Analysis of the mechanism of action of the TTR inhibitors. A, midpoint temperatures of the thermal unfolding transition (T_m) of wild-type TTR at different conditions were determined by differential scanning calorimetry. Relative stability is compared in the presence and absence of a 5:1 molar ratio of T₄ and/or the combination of R4PAm and R4PTm to TTR monomer. The TTR concentration was 1 mg/ml. Notice that the addition of the natural ligand T₄ increased the protein thermostability by 10.8 °C. The addition of the peptide inhibitors increased it only by 1.3 °C in the absence of T₄ and by 0.9 °C when the ligand was present. B, inhibition of oligomer formation of MTTR after incubation with R4PTm and R4PAm. A fixed amount of MTTR (0.5 mg/ml) was incubated in the presence of increasing concentrations of TTR inhibitors (0–5-fold excess) and subjected to non-denaturing electrophoresis. The sizes of His-tagged TTR monomer (14 kDa) and tetramer (56 kDa) are shown next to the gel. R4PTm and R4PAm inhibited MTTR oligomer formation in a dose-dependent manner. C, fraction of the inhibitors R4PAm (solid line, squares) and R4PTm (dashed line, circles) bound to MTTR. The soluble fraction of the samples was collected after ultracentrifugation followed by acid precipitation of soluble MTTR and inhibitor-bound complexes.
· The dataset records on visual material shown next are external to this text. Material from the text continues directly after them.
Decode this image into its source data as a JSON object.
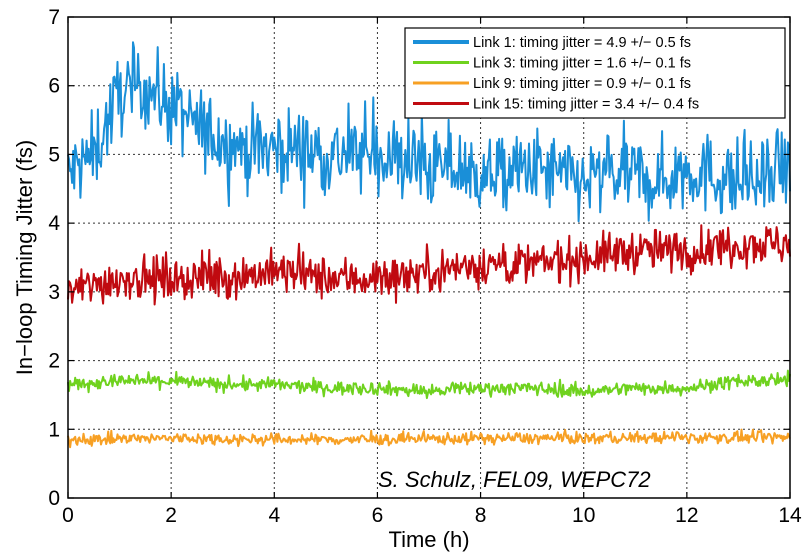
{
  "chart_data": {
    "type": "line",
    "title": "",
    "xlabel": "Time (h)",
    "ylabel": "In−loop Timing Jitter (fs)",
    "xlim": [
      0,
      14
    ],
    "ylim": [
      0,
      7
    ],
    "xticks": [
      0,
      2,
      4,
      6,
      8,
      10,
      12,
      14
    ],
    "yticks": [
      0,
      1,
      2,
      3,
      4,
      5,
      6,
      7
    ],
    "grid": true,
    "legend_position": "top-right",
    "annotation": "S. Schulz, FEL09, WEPC72",
    "series": [
      {
        "name": "Link 1: timing jitter = 4.9 +/− 0.5 fs",
        "color": "#1a8fd8",
        "noise": 0.42,
        "x": [
          0,
          0.5,
          1.0,
          1.5,
          2.0,
          2.5,
          3.0,
          3.5,
          4.0,
          4.5,
          5.0,
          5.5,
          6.0,
          6.5,
          7.0,
          7.5,
          8.0,
          8.5,
          9.0,
          9.5,
          10.0,
          10.5,
          11.0,
          11.5,
          12.0,
          12.5,
          13.0,
          13.5,
          14.0
        ],
        "y": [
          4.7,
          5.0,
          5.9,
          6.0,
          5.7,
          5.4,
          5.2,
          5.1,
          5.1,
          5.1,
          5.0,
          5.0,
          5.0,
          4.9,
          4.8,
          4.8,
          4.7,
          4.7,
          4.8,
          4.7,
          4.6,
          4.7,
          4.7,
          4.6,
          4.8,
          4.7,
          4.6,
          4.6,
          4.8
        ]
      },
      {
        "name": "Link 3: timing jitter = 1.6 +/− 0.1 fs",
        "color": "#6fd21e",
        "noise": 0.07,
        "x": [
          0,
          1,
          2,
          3,
          4,
          5,
          6,
          7,
          8,
          9,
          10,
          11,
          12,
          13,
          14
        ],
        "y": [
          1.65,
          1.7,
          1.7,
          1.65,
          1.65,
          1.6,
          1.6,
          1.55,
          1.6,
          1.6,
          1.55,
          1.6,
          1.6,
          1.7,
          1.7
        ]
      },
      {
        "name": "Link 9: timing jitter = 0.9 +/− 0.1 fs",
        "color": "#f7a024",
        "noise": 0.06,
        "x": [
          0,
          2,
          4,
          6,
          8,
          10,
          12,
          14
        ],
        "y": [
          0.85,
          0.87,
          0.85,
          0.85,
          0.87,
          0.87,
          0.88,
          0.88
        ]
      },
      {
        "name": "Link 15: timing jitter = 3.4 +/− 0.4 fs",
        "color": "#c00a10",
        "noise": 0.22,
        "x": [
          0,
          1,
          2,
          3,
          4,
          5,
          6,
          7,
          8,
          9,
          10,
          11,
          12,
          13,
          14
        ],
        "y": [
          3.0,
          3.2,
          3.2,
          3.2,
          3.3,
          3.2,
          3.2,
          3.3,
          3.4,
          3.4,
          3.5,
          3.6,
          3.6,
          3.7,
          3.7
        ]
      }
    ]
  }
}
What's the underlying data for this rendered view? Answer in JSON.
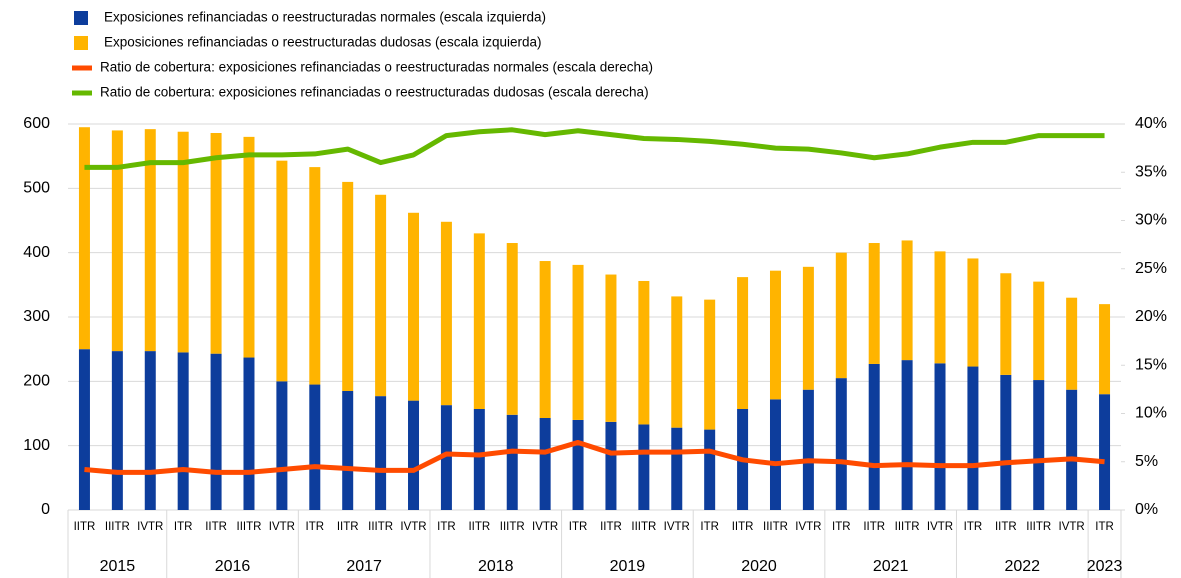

The unbound fraction of inhibitors was analyzed by HPLC-MS. One-site specific binding analysis was performed using GraphPad Prism 6 to calculate binding parameters K_D as apparent binding affinity and B_max as maximum bound fraction. D, analysis of tetrameric and monomeric populations of MLT after incubation with TTR inhibitors. Size exclusion chromatography of MLT reveals that the presence of TTR inhibitors does not drive the protein equilibrium to populate the monomeric species. In contrast, an increase of tetrameric species was found after incubation with inhibitors (Inh). TTR aggregation (TTR agg.) was measured by absorbance at 400 nm with the initial protein amount normalized to 100%. mAU, milli-absorbance units; N.A., not applicable.

FIGURE 7.

Model of peptide-based inhibition of TTR aggregation. The low free energy of TTR amyloid fibrils drives aggregation with TTR dissociation providing a kinetic barrier (4). The inhibitors do not affect stability of the TTR tetramer but bind to intermediate species, hindering unfolding and aggregation. Although the inhibitor-bound complex is more stable than the free monomer, it is less stable than the tetramer, thereby favoring tetramer reassembly. Note that in this scheme the hydrophobic pocket of the tetramer remains accessible for complementary treatment with a stabilizer compound such as tafamidis or diflunisal (10, 49).